I’ll let you in on a little secret: I’m not Jewish. My ancestors were not Jewish. Even if I was, I was not alive prior to Jesus’ death on the cross in AD 30 or the destruction of the temple in AD 70. (The New Covenant (of Christ) was set in place in AD 30, the Old Covenant (of Moses/the Jews) was ended then, but allowed to continue until AD 70.)

We have a term, in Christianity, that we use to describe a preacher that had an affair – “He fell from grace.” That’s not what that actually means. In Galatians (the one place that phrase is found), the Apostle Paul tells us that one falls from grace when he (or she) puts himself under the Law. The Law is not for Christians. Jesus gave His followers one new commandment: love each other. It is the Royal Law, the One Commandment of the New Covenant.

Sin is given a new meaning under the New Covenant, it’s no longer a transgression of Moses’ Law, but to act in a manner that is unloving of another, to put yourself before them. (This is purely my extrapolation/revelation.)

The biggest problem the Jews had was that Law became an appeasement, and it was their only focus. They didn’t think about God or His Heart. They didn’t seek His Face. They sought to keep the Law – day in and day out. The Law became their God. They didn’t want to be cursed, so they kept the Law.
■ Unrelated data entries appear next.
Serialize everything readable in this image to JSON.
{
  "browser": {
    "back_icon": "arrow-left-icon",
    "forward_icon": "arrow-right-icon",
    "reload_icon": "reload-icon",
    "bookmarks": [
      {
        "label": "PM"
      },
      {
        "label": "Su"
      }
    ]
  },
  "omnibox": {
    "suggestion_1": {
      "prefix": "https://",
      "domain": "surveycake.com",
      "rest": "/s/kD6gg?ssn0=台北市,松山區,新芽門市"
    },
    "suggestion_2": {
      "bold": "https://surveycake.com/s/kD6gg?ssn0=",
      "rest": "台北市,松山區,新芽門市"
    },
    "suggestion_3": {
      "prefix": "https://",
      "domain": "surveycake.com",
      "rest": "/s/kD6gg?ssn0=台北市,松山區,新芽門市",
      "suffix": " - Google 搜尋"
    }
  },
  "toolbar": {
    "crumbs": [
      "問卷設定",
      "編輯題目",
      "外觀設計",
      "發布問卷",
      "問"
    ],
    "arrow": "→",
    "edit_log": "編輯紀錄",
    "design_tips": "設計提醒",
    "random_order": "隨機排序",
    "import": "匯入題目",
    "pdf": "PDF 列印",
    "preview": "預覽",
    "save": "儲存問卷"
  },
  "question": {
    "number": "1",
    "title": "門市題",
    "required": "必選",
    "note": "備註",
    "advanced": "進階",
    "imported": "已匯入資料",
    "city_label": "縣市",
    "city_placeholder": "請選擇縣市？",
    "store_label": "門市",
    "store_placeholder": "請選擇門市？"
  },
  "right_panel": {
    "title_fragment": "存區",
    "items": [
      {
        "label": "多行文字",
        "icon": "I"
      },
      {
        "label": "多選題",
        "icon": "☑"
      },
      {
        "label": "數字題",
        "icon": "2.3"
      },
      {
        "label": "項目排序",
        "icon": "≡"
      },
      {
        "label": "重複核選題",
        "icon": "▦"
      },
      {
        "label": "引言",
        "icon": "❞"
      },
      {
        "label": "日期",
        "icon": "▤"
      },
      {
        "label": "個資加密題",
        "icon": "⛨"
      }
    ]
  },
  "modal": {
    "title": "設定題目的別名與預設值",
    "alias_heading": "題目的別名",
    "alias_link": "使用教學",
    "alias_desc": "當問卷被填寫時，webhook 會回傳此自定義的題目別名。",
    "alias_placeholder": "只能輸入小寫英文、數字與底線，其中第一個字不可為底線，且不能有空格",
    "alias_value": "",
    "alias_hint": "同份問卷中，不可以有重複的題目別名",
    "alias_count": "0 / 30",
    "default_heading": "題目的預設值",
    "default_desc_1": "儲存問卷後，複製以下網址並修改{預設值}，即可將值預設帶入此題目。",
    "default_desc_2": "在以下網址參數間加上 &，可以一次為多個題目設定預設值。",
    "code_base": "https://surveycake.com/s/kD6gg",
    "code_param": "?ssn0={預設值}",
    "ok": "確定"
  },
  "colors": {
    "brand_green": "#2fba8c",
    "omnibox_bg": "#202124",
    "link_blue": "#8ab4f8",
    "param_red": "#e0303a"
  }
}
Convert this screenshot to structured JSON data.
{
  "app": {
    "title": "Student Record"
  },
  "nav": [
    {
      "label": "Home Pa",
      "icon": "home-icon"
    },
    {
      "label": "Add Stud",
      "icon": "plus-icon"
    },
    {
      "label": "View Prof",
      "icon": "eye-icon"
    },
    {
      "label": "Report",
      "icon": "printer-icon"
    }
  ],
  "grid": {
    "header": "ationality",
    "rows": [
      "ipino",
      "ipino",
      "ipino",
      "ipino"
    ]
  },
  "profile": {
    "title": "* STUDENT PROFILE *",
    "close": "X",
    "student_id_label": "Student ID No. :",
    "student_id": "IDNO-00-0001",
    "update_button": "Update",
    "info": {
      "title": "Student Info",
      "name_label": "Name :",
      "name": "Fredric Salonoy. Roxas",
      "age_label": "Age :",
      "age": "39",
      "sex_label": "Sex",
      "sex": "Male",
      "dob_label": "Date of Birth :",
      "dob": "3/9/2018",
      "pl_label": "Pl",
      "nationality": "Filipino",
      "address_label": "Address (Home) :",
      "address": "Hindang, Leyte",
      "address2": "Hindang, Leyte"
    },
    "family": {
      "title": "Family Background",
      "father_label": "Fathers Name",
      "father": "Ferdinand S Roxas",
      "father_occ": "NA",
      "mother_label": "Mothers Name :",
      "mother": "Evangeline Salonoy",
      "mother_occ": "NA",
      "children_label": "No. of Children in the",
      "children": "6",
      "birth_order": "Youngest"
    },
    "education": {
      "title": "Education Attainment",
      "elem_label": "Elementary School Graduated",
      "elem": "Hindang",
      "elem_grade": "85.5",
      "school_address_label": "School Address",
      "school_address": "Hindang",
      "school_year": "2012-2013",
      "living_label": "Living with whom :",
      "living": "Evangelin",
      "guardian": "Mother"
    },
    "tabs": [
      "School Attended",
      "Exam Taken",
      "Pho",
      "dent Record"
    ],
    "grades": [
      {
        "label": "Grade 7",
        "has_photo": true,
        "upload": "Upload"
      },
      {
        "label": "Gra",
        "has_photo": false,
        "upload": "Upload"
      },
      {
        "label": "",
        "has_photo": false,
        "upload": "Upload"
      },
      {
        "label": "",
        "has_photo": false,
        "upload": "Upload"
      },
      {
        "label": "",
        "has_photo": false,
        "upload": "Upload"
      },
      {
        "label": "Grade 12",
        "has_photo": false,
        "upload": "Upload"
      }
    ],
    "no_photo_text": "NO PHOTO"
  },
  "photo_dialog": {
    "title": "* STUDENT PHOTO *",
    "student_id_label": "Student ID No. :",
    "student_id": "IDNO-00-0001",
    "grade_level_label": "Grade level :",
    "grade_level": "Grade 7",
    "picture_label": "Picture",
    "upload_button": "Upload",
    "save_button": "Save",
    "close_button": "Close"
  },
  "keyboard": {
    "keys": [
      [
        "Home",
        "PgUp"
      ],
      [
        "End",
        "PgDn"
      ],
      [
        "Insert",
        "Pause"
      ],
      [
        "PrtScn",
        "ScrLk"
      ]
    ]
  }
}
This is not Christianity!

Conclusion

Put nothing in the place of God. Let nothing draw your admiration from Him. Put your relationship with Him above all else. Don’t let Christianity (or what we have come to know Christianity as) distract you from pursuing God, His Heart, His Kingdom.

Go to a church, but don’t revere the building. Have a cross, but don’t worship it. Follow a pastor, but don’t put him on a pedestal. Read a Bible, but don’t allow it to be more important than what’s inside of it. Follow the Law of Christ, not the Law of Moses.